As if the lightning fast montage-on-speed editing wasn’t obvious enough, as if the sudden change to sepia (through the blue tint) didn’t make it clear enough, these transferred memories get post-production overkill to drive home the point.
I do love the idea of the vampire elders hibernating for centuries, requiring rejuvenation upon awakening. It provides an interesting progression of effects, and better yet, that’s Bill Nighy who can act through makeup like no one else can.
Kate Beckinsale gives an underrated performance, convincing us Selene is, indeed, a badass ... but with camera angles like this people tend to see only one thing.
Michael Sheen is perhaps the most fascinating and inspiring choice for Lucian. The Underworld lycans are depicted as the underclass, brutish thugs that transform into bigger and meaner brutish thugs. But Sheen, while not a monster of a man, has an aura of formal theater about him, a sense of grandiose charisma and sophistication which makes his presence larger than his physical frame and allows him to lead this “pack of rabid dogs.” That and he doesn’t have to be the biggest lycan to rule; he just has to be the meanest. And when special effects can show Lucian expelling silver bullets from his body by force of will alone, he pretty much has that title locked up. Furthermore, Sheen lends credibility to the backstory of the lycans serving as the vampires’ daylight guardians centuries ago, for clearly their aristocratic snobbery has rubbed off on him. Just listen to the condescension and disgust in his voice when he comments to his vampiric co-conspirator, “I guess it never occurred to you that you might actually have to bleed to pull off your little coup.”
And lastly, Underworld never truly comes alive until Bill Nighy enters the picture as the vampire elder, Viktor. There’s a fine line between overacting and grandeur, and Nighy walks dangerously close to disaster.
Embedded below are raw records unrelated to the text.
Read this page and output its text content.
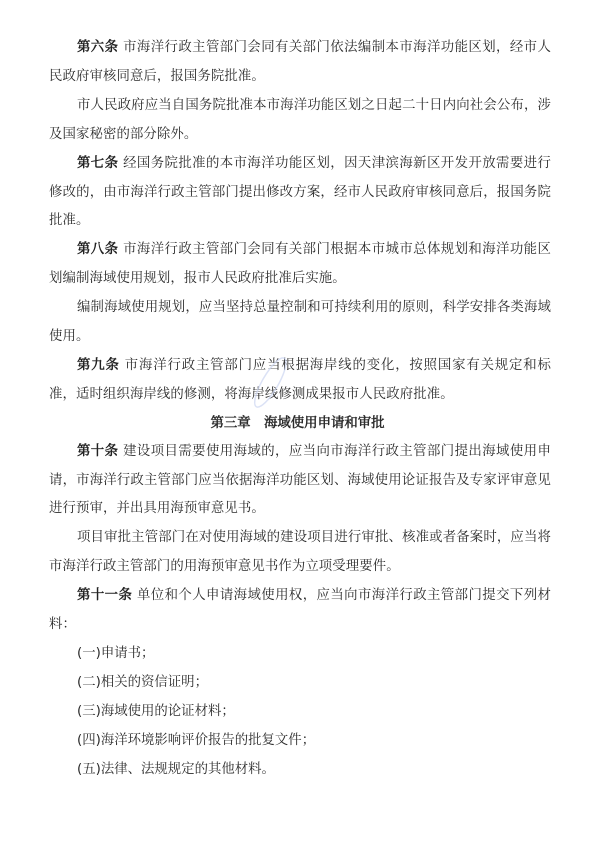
第六条 市海洋行政主管部门会同有关部门依法编制本市海洋功能区划，经市人民政府审核同意后，报国务院批准。

市人民政府应当自国务院批准本市海洋功能区划之日起二十日内向社会公布，涉及国家秘密的部分除外。

第七条 经国务院批准的本市海洋功能区划，因天津滨海新区开发开放需要进行修改的，由市海洋行政主管部门提出修改方案，经市人民政府审核同意后，报国务院批准。

第八条 市海洋行政主管部门会同有关部门根据本市城市总体规划和海洋功能区划编制海域使用规划，报市人民政府批准后实施。

编制海域使用规划，应当坚持总量控制和可持续利用的原则，科学安排各类海域使用。

第九条 市海洋行政主管部门应当根据海岸线的变化，按照国家有关规定和标准，适时组织海岸线的修测，将海岸线修测成果报市人民政府批准。

第三章　海域使用申请和审批

第十条 建设项目需要使用海域的，应当向市海洋行政主管部门提出海域使用申请，市海洋行政主管部门应当依据海洋功能区划、海域使用论证报告及专家评审意见进行预审，并出具用海预审意见书。

项目审批主管部门在对使用海域的建设项目进行审批、核准或者备案时，应当将市海洋行政主管部门的用海预审意见书作为立项受理要件。

第十一条 单位和个人申请海域使用权，应当向市海洋行政主管部门提交下列材料：

(一)申请书；

(二)相关的资信证明；

(三)海域使用的论证材料；

(四)海洋环境影响评价报告的批复文件；

(五)法律、法规规定的其他材料。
But there’s an overabundance of flat, stately, and brooding “elder” characters in cinema, and even Underworld itself has no shortage of serious characters. So I found Nighy’s very animated performance rather refreshing, especially given his character’s age and weakened state upon first waking up after a century of slumber. But the key is even though he dismisses the lame excuse of his underlings with a humorous over-the-top head jerk, it doesn’t undermine his viciousness later on when he snaps the neck of a lycan with his bare hands. When you’re the baddest vampire around, you can react as dramatically as you damn well please.